All of which were perfect attributes for his next role - the chair of PLASA. From 2007 when he presided over the Association's National Rigging Certificate up to 2010 when he was instrumental in the successful merger with ESTA he continued to lend energy, counsel and wisdom.
Back in his own company he saved his greatest achievement until last. Taking on a consultancy role following the take over of Martin Audio by Loud Technologies he oversaw the strategic development project which would give birth to the revolutionary Multi-cellular Loudspeaker Array (MLA) system. Ironically, when it rightfully won the PLASA Award for Innovation gong at last year's show, Rob had been too ill to attend the ceremony, with deputy chair Ed Pagett standing in.
I had never seen Rob so happy as during the last year of his life - first hosting a celebratory dinner for MLA in a restaurant off Antwerp's Groenplaats following a free festival in the Square itself in which the system's performance had astounded audiophiles and environmental officers alike. Then again, months before his death over a pub lunch in the chocolate box Kent village of Smarden where he resided - bearing his illness (and its gloomy prognosis) with typical fortitude.

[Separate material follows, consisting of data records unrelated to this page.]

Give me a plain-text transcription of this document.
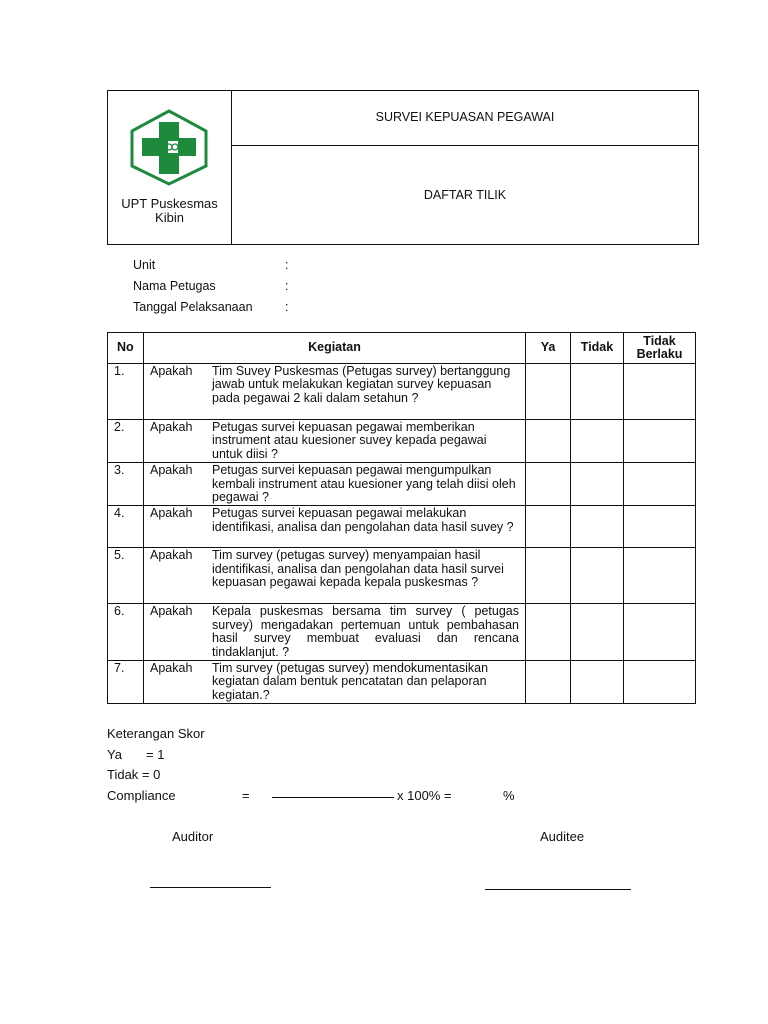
UPT Puskesmas
Kibin
SURVEI KEPUASAN PEGAWAI
DAFTAR TILIK
Unit	:
Nama Petugas	:
Tanggal Pelaksanaan	:
No	Kegiatan	Ya	Tidak	Tidak
Berlaku

1.	Apakah Tim Suvey Puskesmas (Petugas survey) bertanggung jawab untuk melakukan kegiatan survey kepuasan pada pegawai 2 kali dalam setahun ?			

2.	Apakah Petugas survei kepuasan pegawai memberikan instrument atau kuesioner suvey kepada pegawai untuk diisi ?			

3.	Apakah Petugas survei kepuasan pegawai mengumpulkan kembali instrument atau kuesioner yang telah diisi oleh pegawai ?			

4.	Apakah Petugas survei kepuasan pegawai melakukan identifikasi, analisa dan pengolahan data hasil suvey ?			

5.	Apakah Tim survey (petugas survey) menyampaian hasil identifikasi, analisa dan pengolahan data hasil survei kepuasan pegawai kepada kepala puskesmas ?			

6.	Apakah Kepala puskesmas bersama tim survey ( petugas survey) mengadakan pertemuan untuk pembahasan hasil survey membuat evaluasi dan rencana tindaklanjut. ?			

7.	Apakah Tim survey (petugas survey) mendokumentasikan kegiatan dalam bentuk pencatatan dan pelaporan kegiatan.?			

Keterangan Skor
Ya = 1
Tidak = 0
Compliance	=	x 100% =	%
Auditor	Auditee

Rob Lingfield has left a legacy which is genuinely nonpareil. His imprint is all across our industry,
If he had been fitted with a distance tracker it would probably have placed him in the Guinness Book of Records. As such, many of us had been hugely relieved when Rob was finally able to take up his consultancy position from home. For aside from calling time on a five-hour round trip to work, from deepest Kent to Martin Audio's High Wycombe base, it also put the brakes on his international travel schedule. For it had not been unusual to learn that if he was visiting a North America expo he would take the opportunity to 'pop down to Mexico and come back via a South American distributor' while he was in the 'hood!
The last time I saw Rob was at Frankfurt on April 6th. It was touch and go whether he would be well enough to make the journey. His friends were delighted that he did, as he once again delivered an entertaining monologue to the press from the platform … although for the first time in living memory, he did so with the aid of a microphone!